Lauren's water broke; the couple was admitted to the hospital by 6:30 a.m.
Twelve hours later, at 6 p.m., the hurricane was about to make landfall and 7-pound, 15-ounce Aria was born.
"She's healthy, and we are all happy," said Lauren. "It's something we won't forget."
Hospital slower than usual
Beebe often has a waiting room full of patients, but during the storm conditions Oct. 28-30, the Emergency Department was nearly empty.
On Monday, Oct. 29, the number of patients in the emergency room ranged from two to 10 people, said Kelly Griffin, spokeswoman for Beebe.
Griffin said on a normal day the emergency room sees nearly 120 people, but during the storm, only a few patients were treated, mostly for minor injuries such as falls. People were listening to traffic restrictions and taking measures to stay safe.
“The Beebe staff that came in yesterday stayed over,” Griffin said. “More than 140 team members required sleeping accommodations.”
Most employees brought their own air mattresses and linens, or used hospital air mattresses and open patient beds, she said.
Some hospital workers spent the night Sunday to make sure they could work the early morning shift, while others arrived as usual on Monday, Oct. 29, Griffin said.

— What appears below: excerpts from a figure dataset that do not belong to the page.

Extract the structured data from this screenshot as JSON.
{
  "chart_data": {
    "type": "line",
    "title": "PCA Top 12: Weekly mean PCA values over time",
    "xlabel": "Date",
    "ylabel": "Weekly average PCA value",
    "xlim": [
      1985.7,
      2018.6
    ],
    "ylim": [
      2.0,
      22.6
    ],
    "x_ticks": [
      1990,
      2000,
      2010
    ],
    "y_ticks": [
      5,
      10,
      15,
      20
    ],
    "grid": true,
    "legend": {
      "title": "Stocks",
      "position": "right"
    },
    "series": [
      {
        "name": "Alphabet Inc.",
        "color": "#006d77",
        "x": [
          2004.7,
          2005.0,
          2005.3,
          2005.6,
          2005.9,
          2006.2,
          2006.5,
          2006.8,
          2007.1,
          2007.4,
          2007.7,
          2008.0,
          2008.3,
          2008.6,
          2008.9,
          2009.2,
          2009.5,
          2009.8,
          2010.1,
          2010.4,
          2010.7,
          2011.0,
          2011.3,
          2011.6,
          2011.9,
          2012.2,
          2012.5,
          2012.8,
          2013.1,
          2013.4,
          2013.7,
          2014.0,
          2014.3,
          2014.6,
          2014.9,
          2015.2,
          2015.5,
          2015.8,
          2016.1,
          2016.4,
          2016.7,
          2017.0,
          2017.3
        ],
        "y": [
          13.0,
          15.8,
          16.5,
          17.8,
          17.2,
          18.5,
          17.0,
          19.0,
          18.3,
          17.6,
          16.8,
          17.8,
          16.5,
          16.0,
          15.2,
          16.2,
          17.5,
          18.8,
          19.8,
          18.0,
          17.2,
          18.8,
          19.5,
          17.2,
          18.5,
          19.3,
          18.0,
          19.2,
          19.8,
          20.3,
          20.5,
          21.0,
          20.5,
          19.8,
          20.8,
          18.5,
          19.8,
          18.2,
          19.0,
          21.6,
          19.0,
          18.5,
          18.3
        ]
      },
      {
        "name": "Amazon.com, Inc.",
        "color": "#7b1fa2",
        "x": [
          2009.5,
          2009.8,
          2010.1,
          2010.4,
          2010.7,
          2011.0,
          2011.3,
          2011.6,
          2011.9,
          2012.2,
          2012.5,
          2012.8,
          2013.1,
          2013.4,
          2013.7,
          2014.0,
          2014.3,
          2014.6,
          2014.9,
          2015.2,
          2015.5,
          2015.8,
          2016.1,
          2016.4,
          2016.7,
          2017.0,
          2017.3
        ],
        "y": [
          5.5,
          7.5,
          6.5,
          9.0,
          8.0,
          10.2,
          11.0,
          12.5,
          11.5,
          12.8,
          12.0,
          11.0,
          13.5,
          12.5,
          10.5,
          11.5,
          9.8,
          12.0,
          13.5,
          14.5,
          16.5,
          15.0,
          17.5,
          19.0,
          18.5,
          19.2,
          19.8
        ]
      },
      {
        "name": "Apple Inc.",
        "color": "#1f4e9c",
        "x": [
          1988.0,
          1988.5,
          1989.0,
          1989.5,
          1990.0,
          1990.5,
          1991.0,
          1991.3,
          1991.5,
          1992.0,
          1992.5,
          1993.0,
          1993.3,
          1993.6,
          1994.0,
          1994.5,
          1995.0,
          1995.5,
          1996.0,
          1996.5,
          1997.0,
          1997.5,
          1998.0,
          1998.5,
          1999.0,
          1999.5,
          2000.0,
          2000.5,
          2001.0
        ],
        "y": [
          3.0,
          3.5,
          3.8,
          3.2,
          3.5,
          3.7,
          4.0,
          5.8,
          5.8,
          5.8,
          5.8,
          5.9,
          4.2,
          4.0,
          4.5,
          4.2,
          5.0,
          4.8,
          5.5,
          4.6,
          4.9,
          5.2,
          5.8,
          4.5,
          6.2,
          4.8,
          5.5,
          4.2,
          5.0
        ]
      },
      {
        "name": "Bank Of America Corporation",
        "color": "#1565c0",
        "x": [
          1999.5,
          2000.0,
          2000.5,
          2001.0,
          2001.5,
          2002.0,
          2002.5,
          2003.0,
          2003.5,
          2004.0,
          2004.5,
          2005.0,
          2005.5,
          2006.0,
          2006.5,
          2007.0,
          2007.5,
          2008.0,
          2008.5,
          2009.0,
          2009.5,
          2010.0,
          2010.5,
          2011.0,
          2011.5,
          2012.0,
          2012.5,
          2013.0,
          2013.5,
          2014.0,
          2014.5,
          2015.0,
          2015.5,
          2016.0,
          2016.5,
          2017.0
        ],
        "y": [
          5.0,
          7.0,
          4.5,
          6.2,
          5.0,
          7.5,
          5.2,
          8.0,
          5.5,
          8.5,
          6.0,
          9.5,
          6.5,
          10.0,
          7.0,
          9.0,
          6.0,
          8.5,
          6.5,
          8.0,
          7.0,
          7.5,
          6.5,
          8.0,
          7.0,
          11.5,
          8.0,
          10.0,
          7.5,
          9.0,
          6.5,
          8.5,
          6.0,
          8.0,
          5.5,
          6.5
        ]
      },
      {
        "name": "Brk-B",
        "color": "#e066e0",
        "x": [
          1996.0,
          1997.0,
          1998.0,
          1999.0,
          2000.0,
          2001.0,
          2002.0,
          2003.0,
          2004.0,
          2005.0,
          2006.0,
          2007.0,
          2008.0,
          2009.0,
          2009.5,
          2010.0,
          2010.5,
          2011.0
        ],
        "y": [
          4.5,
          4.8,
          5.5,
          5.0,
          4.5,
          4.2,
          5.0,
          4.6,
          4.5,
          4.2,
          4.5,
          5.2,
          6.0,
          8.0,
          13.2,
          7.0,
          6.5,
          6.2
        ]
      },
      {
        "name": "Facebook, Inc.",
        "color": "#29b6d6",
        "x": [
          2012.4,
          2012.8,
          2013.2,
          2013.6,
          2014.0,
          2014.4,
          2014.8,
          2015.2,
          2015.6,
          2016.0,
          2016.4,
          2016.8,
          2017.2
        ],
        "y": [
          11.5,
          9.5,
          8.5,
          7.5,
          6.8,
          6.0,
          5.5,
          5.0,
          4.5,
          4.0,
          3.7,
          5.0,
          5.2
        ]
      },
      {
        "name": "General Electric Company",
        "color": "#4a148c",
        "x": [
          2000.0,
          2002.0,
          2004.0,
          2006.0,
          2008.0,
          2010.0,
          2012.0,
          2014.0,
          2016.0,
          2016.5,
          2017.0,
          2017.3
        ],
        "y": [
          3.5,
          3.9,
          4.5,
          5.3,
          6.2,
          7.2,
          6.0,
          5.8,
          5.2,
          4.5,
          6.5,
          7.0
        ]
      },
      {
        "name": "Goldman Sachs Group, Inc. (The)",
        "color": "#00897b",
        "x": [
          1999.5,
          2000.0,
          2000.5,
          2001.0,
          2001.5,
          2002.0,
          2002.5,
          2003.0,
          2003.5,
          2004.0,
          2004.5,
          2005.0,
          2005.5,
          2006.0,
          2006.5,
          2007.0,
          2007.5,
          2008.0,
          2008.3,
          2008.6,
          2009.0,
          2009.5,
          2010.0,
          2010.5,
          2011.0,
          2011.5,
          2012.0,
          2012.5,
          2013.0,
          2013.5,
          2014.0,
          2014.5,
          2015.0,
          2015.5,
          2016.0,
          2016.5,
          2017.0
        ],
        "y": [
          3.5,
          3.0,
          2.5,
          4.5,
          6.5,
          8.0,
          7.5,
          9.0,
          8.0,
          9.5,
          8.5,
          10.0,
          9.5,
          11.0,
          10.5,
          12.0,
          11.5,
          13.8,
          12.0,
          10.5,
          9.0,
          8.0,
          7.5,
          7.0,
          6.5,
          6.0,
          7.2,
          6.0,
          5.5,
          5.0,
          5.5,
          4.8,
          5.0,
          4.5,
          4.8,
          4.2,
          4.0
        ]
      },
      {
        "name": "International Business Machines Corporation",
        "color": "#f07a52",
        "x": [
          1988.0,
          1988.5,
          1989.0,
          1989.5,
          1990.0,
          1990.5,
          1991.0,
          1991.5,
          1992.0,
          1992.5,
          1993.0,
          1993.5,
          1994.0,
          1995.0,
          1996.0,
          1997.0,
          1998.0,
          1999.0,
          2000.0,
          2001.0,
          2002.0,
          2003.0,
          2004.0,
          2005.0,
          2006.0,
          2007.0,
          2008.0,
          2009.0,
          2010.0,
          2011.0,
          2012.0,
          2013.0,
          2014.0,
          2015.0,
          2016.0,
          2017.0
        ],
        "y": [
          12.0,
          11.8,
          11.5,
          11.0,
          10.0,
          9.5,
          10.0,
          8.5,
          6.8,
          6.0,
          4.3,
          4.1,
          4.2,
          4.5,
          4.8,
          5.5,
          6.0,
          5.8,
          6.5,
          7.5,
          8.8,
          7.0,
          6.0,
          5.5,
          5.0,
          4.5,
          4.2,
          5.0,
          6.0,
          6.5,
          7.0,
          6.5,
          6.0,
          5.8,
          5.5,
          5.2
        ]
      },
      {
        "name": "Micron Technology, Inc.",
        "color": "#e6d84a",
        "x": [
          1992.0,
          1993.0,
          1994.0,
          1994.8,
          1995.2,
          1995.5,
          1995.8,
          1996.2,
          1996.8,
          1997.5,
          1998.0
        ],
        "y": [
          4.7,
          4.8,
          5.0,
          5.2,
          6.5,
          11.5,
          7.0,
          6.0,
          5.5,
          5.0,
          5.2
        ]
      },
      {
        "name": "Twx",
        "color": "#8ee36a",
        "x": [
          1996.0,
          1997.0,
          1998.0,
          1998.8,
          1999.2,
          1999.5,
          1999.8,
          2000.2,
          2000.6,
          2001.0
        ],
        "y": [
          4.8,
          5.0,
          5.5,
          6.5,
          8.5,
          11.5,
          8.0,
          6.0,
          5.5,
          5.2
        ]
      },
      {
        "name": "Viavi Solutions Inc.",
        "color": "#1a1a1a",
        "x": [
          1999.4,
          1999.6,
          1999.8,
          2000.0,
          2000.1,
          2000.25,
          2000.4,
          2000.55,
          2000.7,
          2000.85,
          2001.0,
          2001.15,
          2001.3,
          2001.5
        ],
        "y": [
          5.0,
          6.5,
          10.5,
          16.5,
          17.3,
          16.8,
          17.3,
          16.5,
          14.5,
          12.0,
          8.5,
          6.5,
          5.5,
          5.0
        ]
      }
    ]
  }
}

All later shift team members came in earlier, while driving was less hazardous, so they were safe on the roads, she said.
Leadership staff members including directors, managers and executive staff volunteered for 12-hour shifts or longer to man the emergency command center, which opened at 5 p.m. on Sunday, Oct. 28, and stayed open until 10 a.m. Tuesday, Oct. 30.
The number of patients in Beebe's emergency room was back to normal Oct. 31, said Griffin. At this point, Griffin said, doctors haven't seen any clean-up related injuries.